Pressinto, todavia, que o simbolismo assumido por Luís XV é pouco para Trump: o Republicano quer proclamar e mostrar ao mundo que o “Estado é Meu”. O Departamento de Eficiência Governamental (DOGE) criado pelo presidente, sob a liderança do bilionário Elon Musk tem objetivos que vão além do corte de gastos, da redução do tamanho do Estado (2,3 milhões de burocratas, com despesas em torno de 7 trilhões de dólares, recrutados pelo critério do mérito desde 1883 com base Ato Pendlton) e do aumento de eficiência do aparelho estatal. É pouco.

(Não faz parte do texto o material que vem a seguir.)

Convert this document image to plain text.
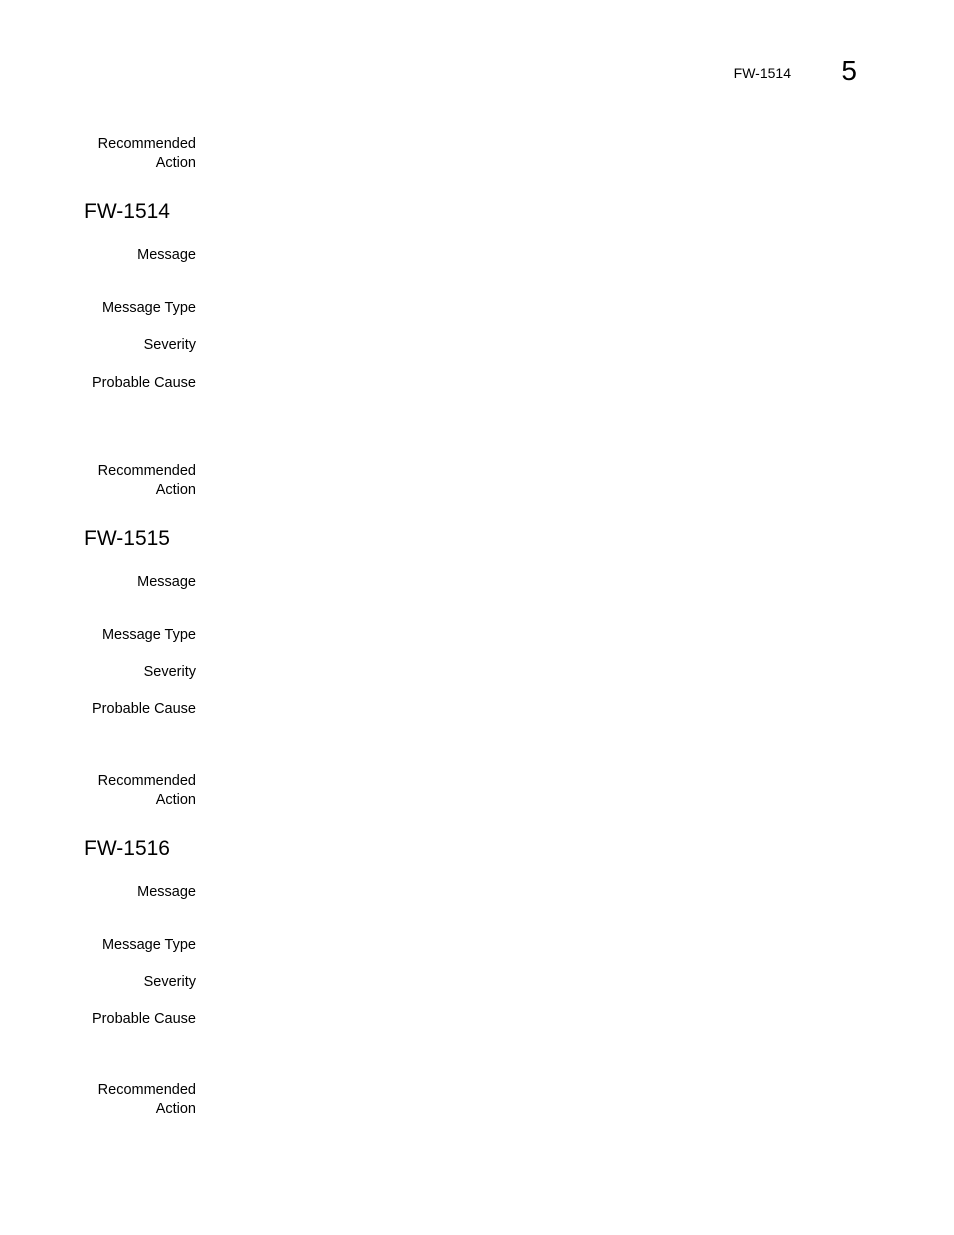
FW-1514	5
Recommended
Action
FW-1514
Message
Message Type
Severity
Probable Cause
Recommended
Action
FW-1515
Message
Message Type
Severity
Probable Cause
Recommended
Action
FW-1516
Message
Message Type
Severity
Probable Cause
Recommended
Action
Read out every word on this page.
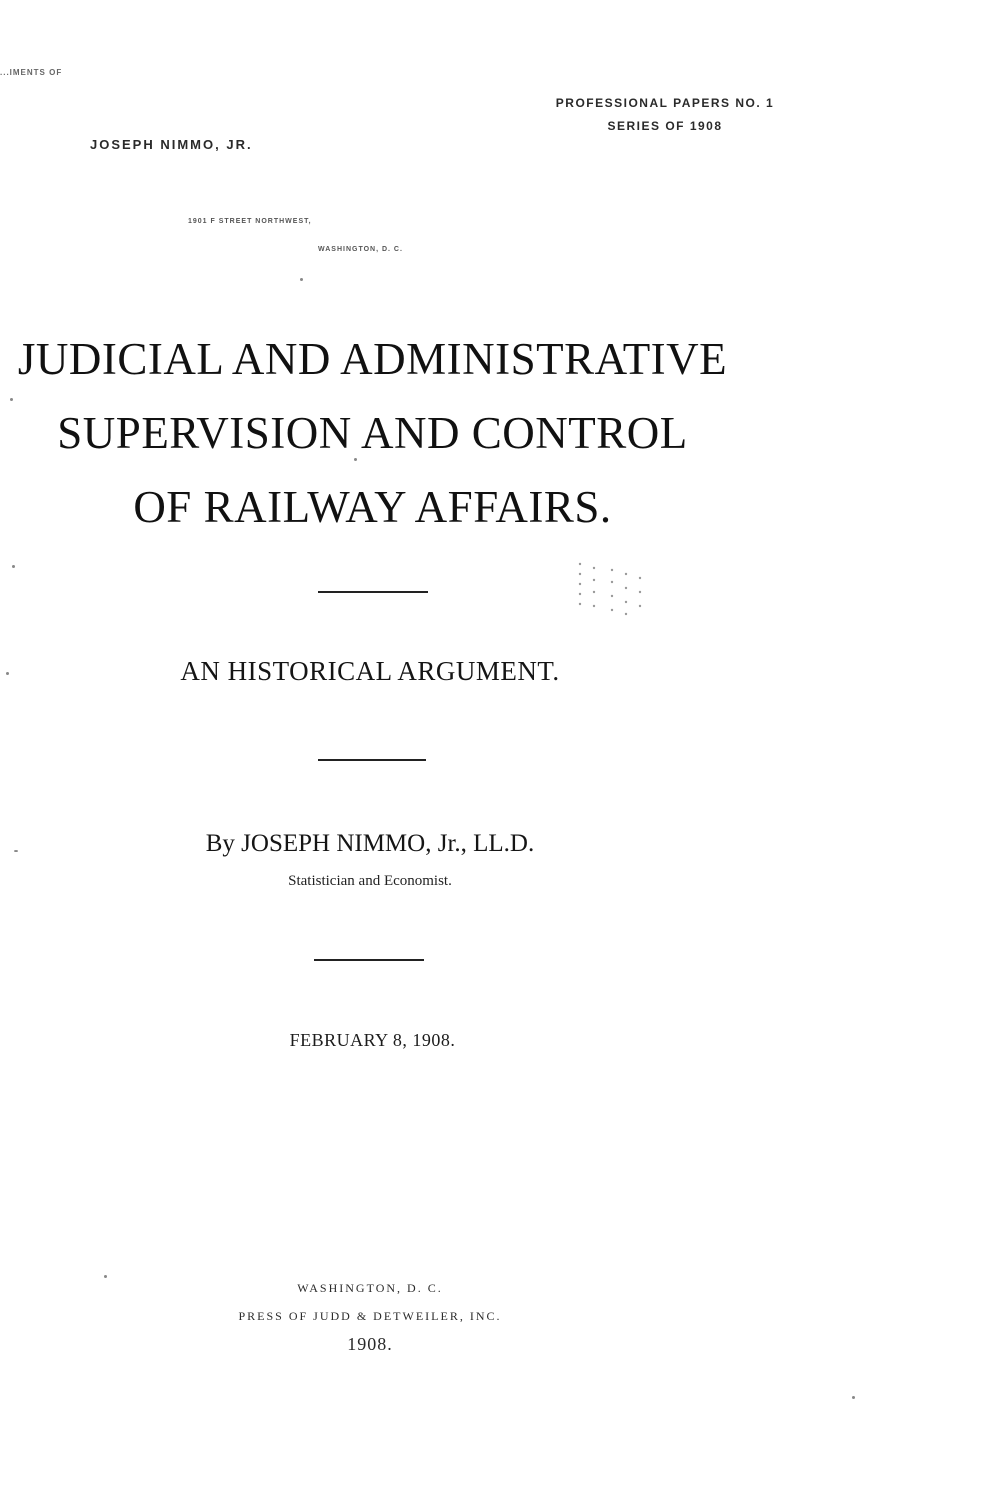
...IMENTS OF
JOSEPH NIMMO, JR.
1901 F STREET NORTHWEST,
WASHINGTON, D. C.
PROFESSIONAL PAPERS NO. 1
SERIES OF 1908
JUDICIAL AND ADMINISTRATIVE
SUPERVISION AND CONTROL
OF RAILWAY AFFAIRS.
AN HISTORICAL ARGUMENT.
By JOSEPH NIMMO, Jr., LL.D.
Statistician and Economist.
FEBRUARY 8, 1908.
WASHINGTON, D. C.
PRESS OF JUDD & DETWEILER, INC.
1908.
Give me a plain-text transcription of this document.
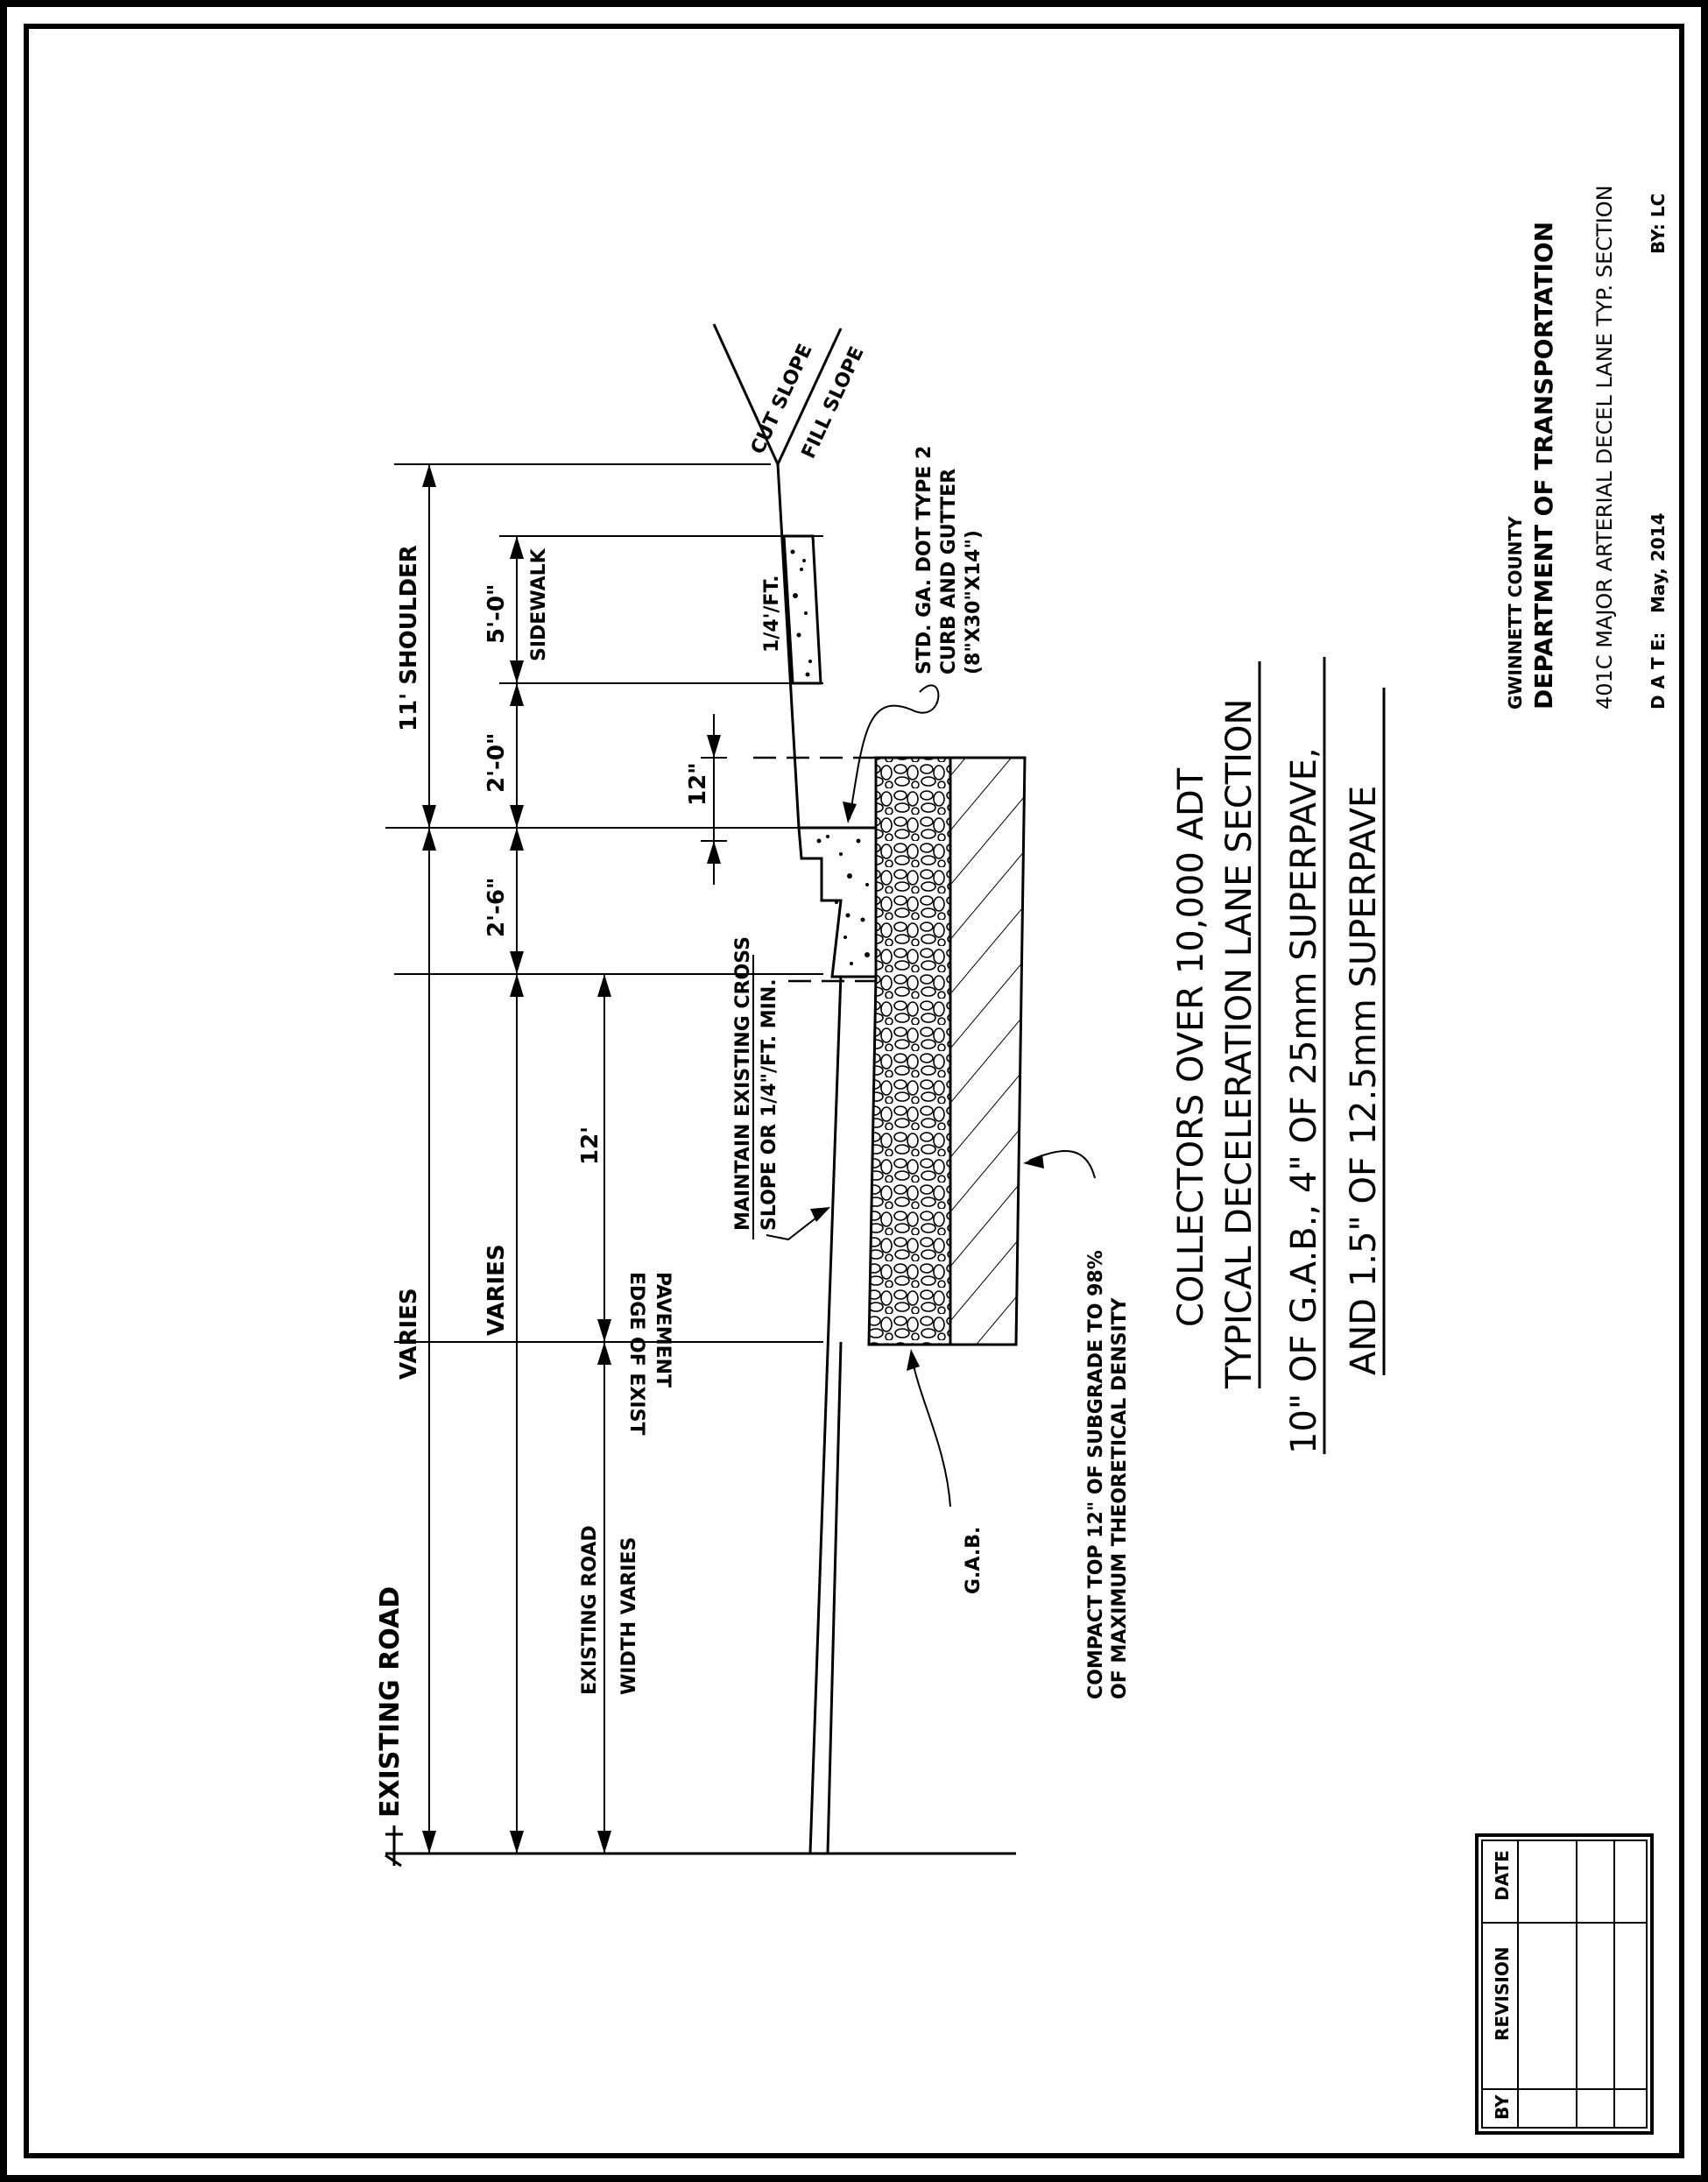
EXISTING ROAD	EXISTING ROAD WIDTH VARIES
EDGE OF EXIST PAVEMENT
VARIES	VARIES
12'
2'-6"
11' SHOULDER
2'-0"
5'-0" SIDEWALK
12"
MAINTAIN EXISTING CROSS SLOPE OR 1/4"/FT. MIN.
1/4'/FT.
CUT SLOPE
FILL SLOPE
STD. GA. DOT TYPE 2 CURB AND GUTTER (8"X30"X14")
G.A.B.	COMPACT TOP 12" OF SUBGRADE TO 98% OF MAXIMUM THEORETICAL DENSITY
COLLECTORS OVER 10,000 ADT TYPICAL DECELERATION LANE SECTION 10" OF G.A.B., 4" OF 25mm SUPERPAVE, AND 1.5" OF 12.5mm SUPERPAVE
GWINNETT COUNTY DEPARTMENT OF TRANSPORTATION 401C MAJOR ARTERIAL DECEL LANE TYP. SECTION D A T E:
May, 2014
BY: LC
BY
REVISION
DATE
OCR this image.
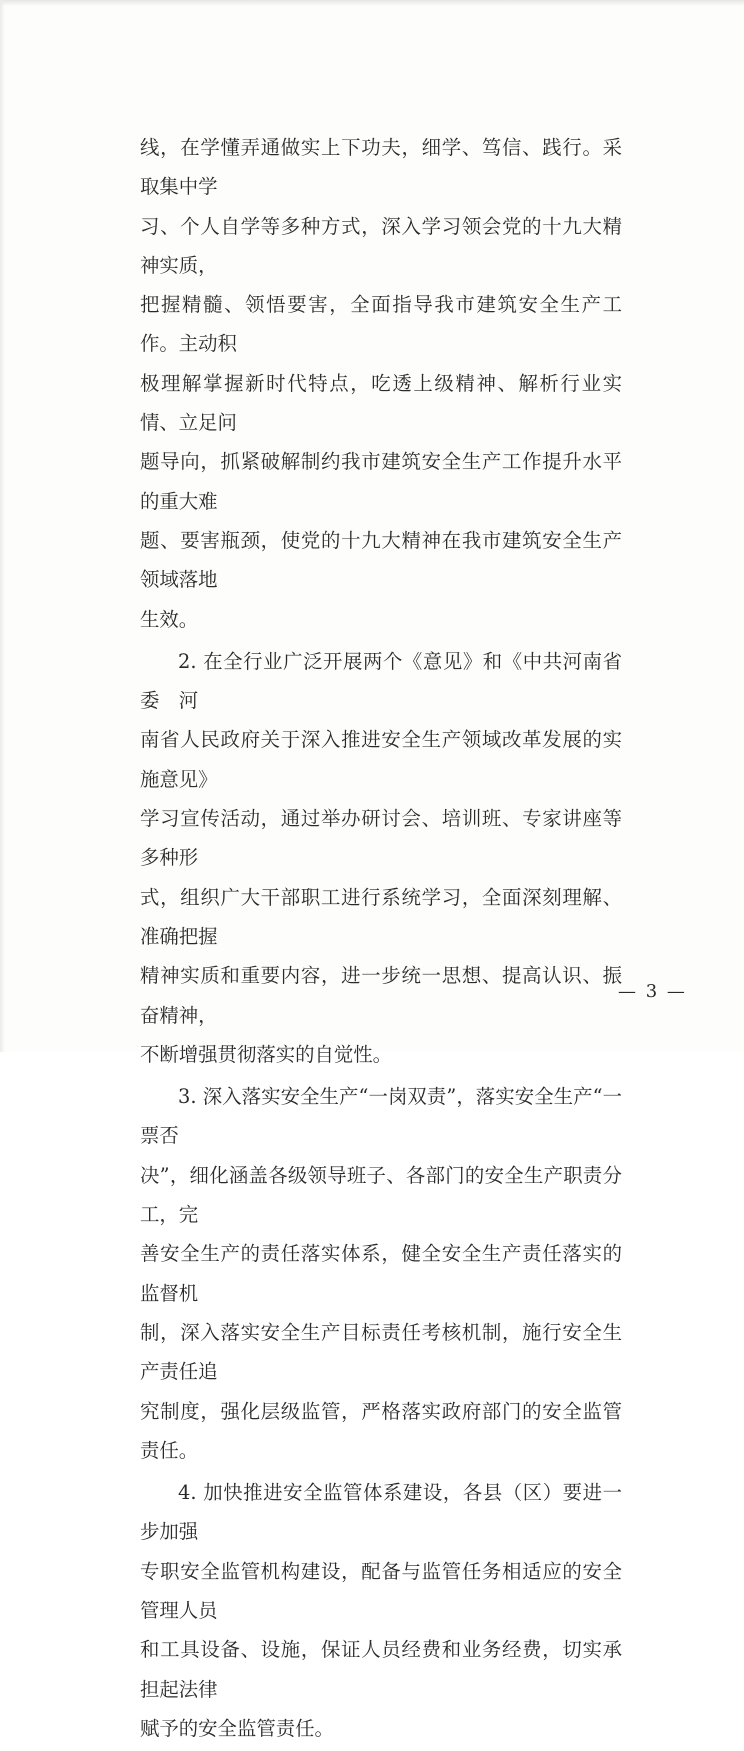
线，在学懂弄通做实上下功夫，细学、笃信、践行。采取集中学
习、个人自学等多种方式，深入学习领会党的十九大精神实质，
把握精髓、领悟要害，全面指导我市建筑安全生产工作。主动积
极理解掌握新时代特点，吃透上级精神、解析行业实情、立足问
题导向，抓紧破解制约我市建筑安全生产工作提升水平的重大难
题、要害瓶颈，使党的十九大精神在我市建筑安全生产领域落地
生效。

2. 在全行业广泛开展两个《意见》和《中共河南省委　河
南省人民政府关于深入推进安全生产领域改革发展的实施意见》
学习宣传活动，通过举办研讨会、培训班、专家讲座等多种形
式，组织广大干部职工进行系统学习，全面深刻理解、准确把握
精神实质和重要内容，进一步统一思想、提高认识、振奋精神，
不断增强贯彻落实的自觉性。

3. 深入落实安全生产“一岗双责”，落实安全生产“一票否
决”，细化涵盖各级领导班子、各部门的安全生产职责分工，完
善安全生产的责任落实体系，健全安全生产责任落实的监督机
制，深入落实安全生产目标责任考核机制，施行安全生产责任追
究制度，强化层级监管，严格落实政府部门的安全监管责任。

4. 加快推进安全监管体系建设，各县（区）要进一步加强
专职安全监管机构建设，配备与监管任务相适应的安全管理人员
和工具设备、设施，保证人员经费和业务经费，切实承担起法律
赋予的安全监管责任。

— 3 —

O grande objetivo é fazer valer o real desejo: “O Estado é meu” e, desta forma, uso quando e como quero.

Com efeito, a vitória de Trump e a tempestade de atos normativos emitem sintomas do que Steven Levistsky (coautoria com Daniel Ziblatt de “como as democracias morrem” e “como salvar a democracia”, 2018 e 2013”) e Lucan A.  Way afirmassem em instigante artigo “A América está à beira do autoritarismo competitivo” (Folha. Ed. 22/02/25).

Em contextos distintos, o “autoritarismo competitivo” não chega a ser um oxímoro. A estratégia dos autocratas não difere: com maior o menor facilidade, eles provocam uma erosão persistente de modo a enfraquecer ou liquidar as instituições que, no seu conjunto, criam o sólido território do Estado Democrático de Direito.

Nos dois últimos séculos, houve ciclos de evolução e regressão das democracias liberais. De fato, a ordem liberal e a economia de mercado não ofereceram respostas que fortalecesse a estabilidade sistêmica e incentivos de aperfeiçoamento ao regime cujos pilares são as liberdades, o pluralismo social e político, eleições competitivas, alternância pacífica do poder e o governo da lei sobre a vontade dos homens.

Neste quadro, emerge o populismo trumpista que desacredita e afronta os princípios escritos na Constituição dos Estados Unidos (em vigor desde 04/3/1789 com sete artigos e 27 emendas), ao perdoar os golpistas de 06 de janeiro; desafiar um federalismo sólido; ignorar o tradicional bicameralismo e ao tornar o Estado uma arma poderosa contra a voz da oposição, a independência do judiciário, a liberdade da mídia e cria a trilionária oligarquia financeira estruturada numa relação promíscua do “capitalismo de compadres”.

No plano internacional, aproxima-se dos autocratas, ditadores, déspotas, propondo alianças que soam falsas ao entoar o hino nacionalista xenófobo “A América Primeiro”, dando sequência ao exemplo dinástico do egocentrismo máximo proclamado por Luís XV : “Depois de mim, o dilúvio”.